Election handicappers say Republicans could possibly net 75 seats in the House. Here’s a look at prior wave elections:
1894: GOP +130 (out of 357 total seats). The 1894 midterm election was the biggest wave election in American history. On Election Day, the unemployment rate was between 12 and 18 percent. Voters blamed the bad economy on Democratic President Grover Cleveland.
1904: GOP +44 (out of 386 total seats). The popularity of Republican President Theodore Roosevelt, who was on the ballot, was enough to generate a Republican wave.
1910: Dems + 58 (out of 394 total seats). The unpopularity of President William Howard Taft combined with infighting in the Republican Party translated into large Democratic gains.
1912: Dems +61. Continued conflict between the progressive and conservative wings of the Republican Party, together with the perception that Republicans were corrupt, resulted in a second consecutive Democratic wave.
1914: GOP +62. After two disastrous elections in a row, Republicans were able to bounce back by taking credit for the booming economy.
1920: GOP +62. Voters, upset with the Democrats’ interventionist foreign policies, threw their support behind Republicans, who promised a return to isolationism.
1922: Dems +76. Despite a strong economy and a Republican president, the GOP lost a large number of seats. The loss was blamed on infighting between the GOP’s progressive and conservative wings.
1930: Dems +52. Great Depression + Republican president = large GOP losses.
1932: Dems +97. Voters elected FDR and punished Republicans, whom they blamed for the Great Depression. Democrats also picked up 12 Senate seats, giving them a 59-36 majority.
1938: GOP +81. Voters were angry about the economy, which deteriorated in 1937 and 1938. They blamed FDR and began to believe the New Deal wasn’t working. Voters were also upset over FDR’s court-packing scheme. Moreover, before the election, the GOP controlled just 88 seats, which meant that there were a huge number of traditionally GOP seats held by Democrats. In 1938, Republicans picked up many of those seats.

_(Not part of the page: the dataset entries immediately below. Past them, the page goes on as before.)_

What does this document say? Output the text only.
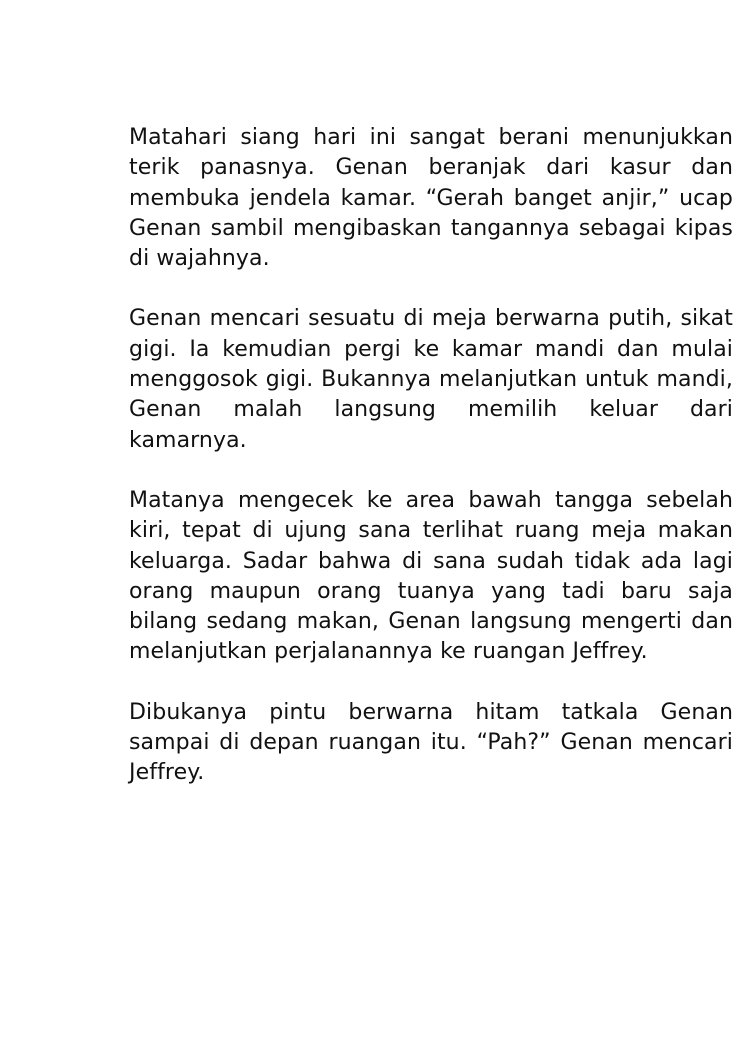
Matahari siang hari ini sangat berani menunjukkan terik panasnya. Genan beranjak dari kasur dan membuka jendela kamar. “Gerah banget anjir,” ucap Genan sambil mengibaskan tangannya sebagai kipas di wajahnya.

Genan mencari sesuatu di meja berwarna putih, sikat gigi. Ia kemudian pergi ke kamar mandi dan mulai menggosok gigi. Bukannya melanjutkan untuk mandi, Genan malah langsung memilih keluar dari kamarnya.

Matanya mengecek ke area bawah tangga sebelah kiri, tepat di ujung sana terlihat ruang meja makan keluarga. Sadar bahwa di sana sudah tidak ada lagi orang maupun orang tuanya yang tadi baru saja bilang sedang makan, Genan langsung mengerti dan melanjutkan perjalanannya ke ruangan Jeffrey.

Dibukanya pintu berwarna hitam tatkala Genan sampai di depan ruangan itu. “Pah?” Genan mencari Jeffrey.
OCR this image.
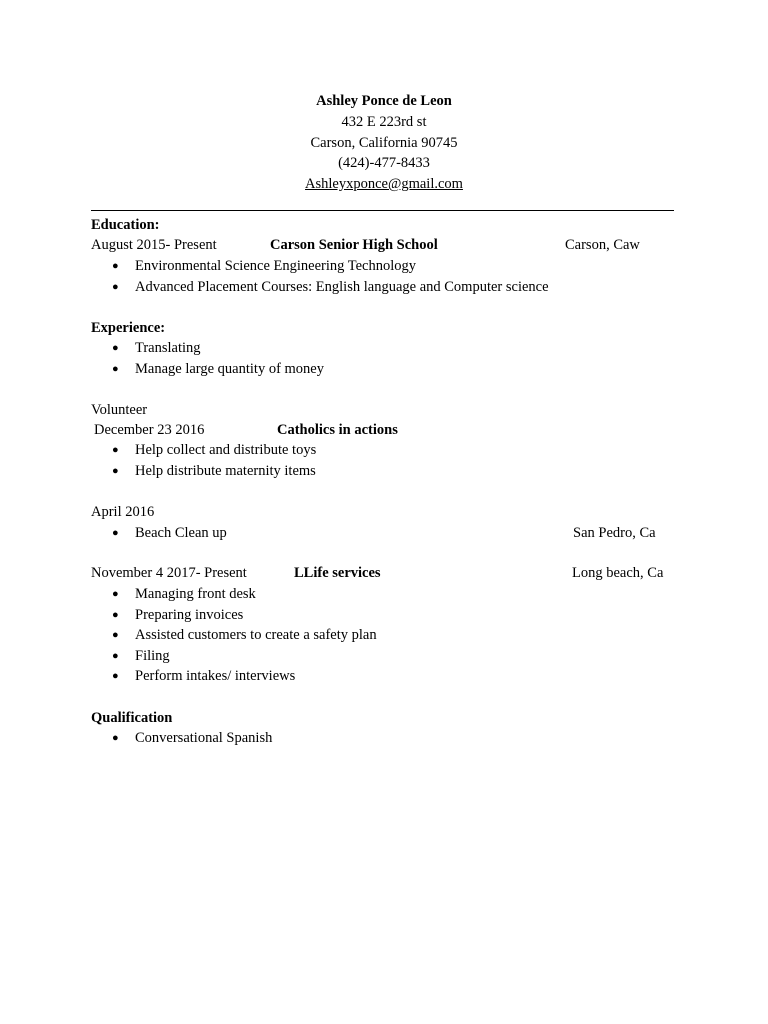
Ashley Ponce de Leon
432 E 223rd st
Carson, California 90745
(424)-477-8433
Ashleyxponce@gmail.com
Education:
August 2015- Present	Carson Senior High School	Carson, Caw
● Environmental Science Engineering Technology
● Advanced Placement Courses: English language and Computer science
Experience:
● Translating
● Manage large quantity of money
Volunteer
December 23 2016	Catholics in actions
● Help collect and distribute toys
● Help distribute maternity items
April 2016
● Beach Clean up	San Pedro, Ca
November 4 2017- Present	LLife services	Long beach, Ca
● Managing front desk
● Preparing invoices
● Assisted customers to create a safety plan
● Filing
● Perform intakes/ interviews
Qualification
● Conversational Spanish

1942: GOP +47. With WWII going badly and the economy continuing to struggle, support for the Democratic Party began to wane.
1946: GOP +55. The unpopularity of Democratic President Harry Truman and a weak economy were enough to generate a large Republican wave, giving the GOP its first House majority since 1932. Republicans also picked up 12 Senate seats, giving them a narrow 51-46 majority in the upper chamber.
1948: Dems +75. Voters reelected President Truman, who ran against what he called the “do-nothing” Republican Congress. Democrats took back control of the House.
1958: Dems +49. Voters blamed Republican President Dwight Eisenhower for the Recession of 1958. Voters were also upset that the USSR seemed to be winning the Cold War, particularly after the Soviets successfully launched Sputnik, the first satellite, into orbit.
1966: GOP +47. Despite a strong economy, voters were upset with Democratic President Lyndon Johnson and the Democratic majorities in Congress for a number of reasons: inflation; overspending; the growth of government; the race riots that had erupted in many American cities; and the growing conflict in Vietnam.
1974: Dems +49. The Watergate Scandal, a weak economy and an unpopular Republican president (Gerald Ford) all contributed to a large Democratic wave.
1994: GOP +54. An unpopular Democratic president (Bill Clinton) and Democratic corruption scandals, in addition to the Democrats’ unpopular healthcare and gun-control bills, were enough to generate the largest wave since 1948 — and give Republicans their first House majority since 1954. Republicans also picked up 8 seats in the Senate, giving them a 52-48 majority there.
Note: In this post, a “wave election” is defined as an election in which one party gains 40 seats or more in the House of Representatives.